Windows Juni-Update: Die NPU-Revolution im Task-Manager ist da!

Wer meinen Blog aufmerksam verfolgt, weiß: Lokale KI ist kein Zukunftstrend mehr, sie findet jetzt statt. In meinem Guide Lokale KI 2026: Welche Hardware dein PC wirklich braucht haben wir uns bereits ausführlich mit den neuen Neural Processing Units (NPUs) in modernen Prozessoren beschäftigt. Doch für viele Nutzer blieb die NPU im Alltag bisher eine unsichtbare „Blackbox“. Man wusste, sie ist da – aber arbeitet sie auch?

Genau das ändert sich ab dieser Woche radikal. Microsoft hat am Dienstag, den 9. Juni 2026, den neuesten Windows-Patchday ausgerollt. Neben den üblichen Sicherheits-Updates liefert dieser Patch ein Feature, auf das Tech-Enthusiasten und KI-Nutzer sehnsüchtig gewartet haben.

Was bringt das Windows Juni-Update noch? (Kurz & knackig)

Bevor wir zum KI-Highlight kommen, gibt es zwei nette Quality-of-Life-Verbesserungen für den PC-Alltag, die du nach dem Update sofort spüren wirst:

  • CPU-Boost fürs Startmenü: Ein kleiner, aber feiner Bugfix sorgt dafür, dass sich das Startmenü und die Windows-Suche spürbar flotter öffnen und weniger CPU-Ressourcen im Hintergrund fressen.
  • Bluetooth LE Audio für zwei Kopfhörer: Windows unterstützt jetzt nativ das parallele Streamen auf zwei getrennte Empfänger. Perfekt, um im Zug oder im Büro zu zweit denselben Podcast oder Film zu hören.

Das Highlight: Die NPU verlässt die Blackbox

Die wichtigste Neuerung betrifft jedoch den Windows Task-Manager. Wenn du einen aktuellen Prozessor der neuesten Generationen im Rechner hast (egal ob Intel Core Ultra, AMD Ryzen AI oder die ARM-basierten Snapdragon-Chips), zieht die NPU jetzt endlich als gleichberechtigtes Mitglied im Leistungs-Tab ein.

Bisher dümpelte die NPU oft unsichtbar im System herum. Nach dem Juni-Update siehst du sie direkt neben CPU, Arbeitsspeicher, Datenträger und GPU.

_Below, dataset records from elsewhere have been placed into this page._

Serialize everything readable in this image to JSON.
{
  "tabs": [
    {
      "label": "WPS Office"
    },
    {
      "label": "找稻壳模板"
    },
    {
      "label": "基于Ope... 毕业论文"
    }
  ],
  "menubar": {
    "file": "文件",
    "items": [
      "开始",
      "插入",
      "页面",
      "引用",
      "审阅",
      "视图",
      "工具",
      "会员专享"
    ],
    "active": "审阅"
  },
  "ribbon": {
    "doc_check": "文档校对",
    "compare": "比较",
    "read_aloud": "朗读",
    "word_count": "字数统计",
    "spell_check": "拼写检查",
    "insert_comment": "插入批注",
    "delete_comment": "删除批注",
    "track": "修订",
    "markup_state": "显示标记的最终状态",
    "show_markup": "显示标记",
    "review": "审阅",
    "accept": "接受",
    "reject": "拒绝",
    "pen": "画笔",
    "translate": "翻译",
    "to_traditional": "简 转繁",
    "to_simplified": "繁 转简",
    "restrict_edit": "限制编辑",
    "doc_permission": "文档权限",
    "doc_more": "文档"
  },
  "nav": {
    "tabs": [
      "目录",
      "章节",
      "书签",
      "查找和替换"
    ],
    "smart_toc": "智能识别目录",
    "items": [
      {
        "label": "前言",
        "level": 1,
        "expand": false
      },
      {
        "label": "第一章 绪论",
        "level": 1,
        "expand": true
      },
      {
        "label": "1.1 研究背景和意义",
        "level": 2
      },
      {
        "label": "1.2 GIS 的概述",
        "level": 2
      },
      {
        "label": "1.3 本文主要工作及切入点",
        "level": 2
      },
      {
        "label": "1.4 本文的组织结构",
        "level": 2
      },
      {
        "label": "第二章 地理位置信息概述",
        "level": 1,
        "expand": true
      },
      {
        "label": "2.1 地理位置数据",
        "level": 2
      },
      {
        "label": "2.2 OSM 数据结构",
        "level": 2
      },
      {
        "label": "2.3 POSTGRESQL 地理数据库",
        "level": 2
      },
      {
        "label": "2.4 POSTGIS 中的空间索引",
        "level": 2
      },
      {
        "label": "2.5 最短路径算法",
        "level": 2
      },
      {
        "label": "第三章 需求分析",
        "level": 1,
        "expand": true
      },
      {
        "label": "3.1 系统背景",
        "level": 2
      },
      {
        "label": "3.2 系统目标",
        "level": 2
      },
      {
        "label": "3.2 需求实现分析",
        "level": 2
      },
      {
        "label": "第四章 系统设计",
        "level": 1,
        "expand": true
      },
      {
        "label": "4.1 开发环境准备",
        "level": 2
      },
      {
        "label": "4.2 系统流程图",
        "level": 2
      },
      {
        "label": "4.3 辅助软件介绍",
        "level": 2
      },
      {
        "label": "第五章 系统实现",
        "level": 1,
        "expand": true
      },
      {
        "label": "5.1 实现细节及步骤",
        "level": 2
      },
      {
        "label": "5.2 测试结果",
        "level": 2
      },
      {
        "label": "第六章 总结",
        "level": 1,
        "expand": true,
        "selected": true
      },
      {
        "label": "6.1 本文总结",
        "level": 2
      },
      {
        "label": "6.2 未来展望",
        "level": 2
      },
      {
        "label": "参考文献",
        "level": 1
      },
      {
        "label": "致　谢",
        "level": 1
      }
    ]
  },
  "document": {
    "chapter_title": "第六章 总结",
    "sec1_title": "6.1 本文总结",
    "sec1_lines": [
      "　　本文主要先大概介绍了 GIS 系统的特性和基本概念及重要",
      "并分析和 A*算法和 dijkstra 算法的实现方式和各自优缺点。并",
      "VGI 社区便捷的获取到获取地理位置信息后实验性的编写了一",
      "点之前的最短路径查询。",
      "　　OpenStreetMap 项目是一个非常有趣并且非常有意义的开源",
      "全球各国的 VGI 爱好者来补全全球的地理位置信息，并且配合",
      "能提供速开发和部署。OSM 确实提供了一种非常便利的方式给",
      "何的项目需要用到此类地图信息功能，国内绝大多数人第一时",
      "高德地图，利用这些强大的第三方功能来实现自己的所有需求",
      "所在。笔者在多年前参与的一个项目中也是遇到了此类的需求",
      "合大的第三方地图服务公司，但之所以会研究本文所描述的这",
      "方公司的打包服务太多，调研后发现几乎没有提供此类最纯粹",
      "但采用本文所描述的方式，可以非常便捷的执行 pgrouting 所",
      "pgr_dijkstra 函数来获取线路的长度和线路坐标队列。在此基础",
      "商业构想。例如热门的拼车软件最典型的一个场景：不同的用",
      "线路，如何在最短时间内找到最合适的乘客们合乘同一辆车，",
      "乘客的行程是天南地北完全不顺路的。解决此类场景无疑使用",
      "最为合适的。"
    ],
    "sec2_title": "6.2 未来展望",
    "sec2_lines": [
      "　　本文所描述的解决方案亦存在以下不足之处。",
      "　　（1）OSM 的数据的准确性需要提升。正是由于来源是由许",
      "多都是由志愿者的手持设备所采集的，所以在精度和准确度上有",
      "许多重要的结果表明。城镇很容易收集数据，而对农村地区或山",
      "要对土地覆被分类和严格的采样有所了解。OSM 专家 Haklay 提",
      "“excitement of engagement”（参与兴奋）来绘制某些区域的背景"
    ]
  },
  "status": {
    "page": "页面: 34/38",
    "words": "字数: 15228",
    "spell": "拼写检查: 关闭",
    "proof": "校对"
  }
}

Wie sieht das aus und was wird gemessen?
Der Task-Manager zeigt dir ab sofort in Echtzeit:

  • Die Gesamtauslastung: Wie viel Prozent der NPU-Leistung wird gerade beansprucht?
  • Die dedizierten Engines: Unterteilt in verschiedene Rechenbereiche (wie Background Segmentation für Kamera-Effekte oder NPU Compute für lokale Sprachmodelle).
  • Die Speicherbelegung: Wie viel des geteilten oder dedizierten Grafik-/Arbeitsspeichers belegt die KI-Nutzung im Moment?

Tipp für die Praxis: Falls die NPU bei dir im Task-Manager nicht sofort auftaucht, klicke im Reiter „Leistung“ mit der rechten Maustaste in die linke Spalte und stelle sicher, dass unter den Anzeigeoptionen das Häkchen bei „NPU“ gesetzt ist. Zudem solltest du deinen Grafikkarten- bzw. Chipsatz-Treiber auf den neuesten Stand bringen.

Warum das für deinen KI-Alltag hilfreich ist

Dieses kleine UI-Update bringt endlich ein wenig Transparenz. Wenn du lokale LLMs (wie Llama 3 via LM Studio oder Ollama) nutzt, Bildbearbeitung in Adobe Photoshop betreibst oder Windows-eigene Studio-Effects für deine Webcam aktivierst, musstest du bisher raten, welche Hardware-Komponente die Last trägt. Oft sprang die Grafikkarte (GPU) an und die Lüfter drehten hoch, obwohl eine NPU viel stromsparender und effizienter gearbeitet hätte.

Ab heute siehst du sofort:

  • Cloud vs. Lokal: Nutzt eine Software wirklich die lokale Hardware oder schickt sie die Daten im Hintergrund heimlich in die Cloud?
  • Effizienz-Check: Du kannst live beobachten, wie die NPU deine CPU und GPU entlastet. Das verlängert besonders bei Notebooks die Akkulaufzeit massiv, während du lokal mit KI-Assistenten arbeitest.

Mein Fazit: Das Juni-Update macht die NPU vom abstrakten Hardware-Marketingbegriff zum sichtbaren Werkzeug. Ein Pflicht-Update für jeden, der das Maximum aus seinem modernen PC herausholen will!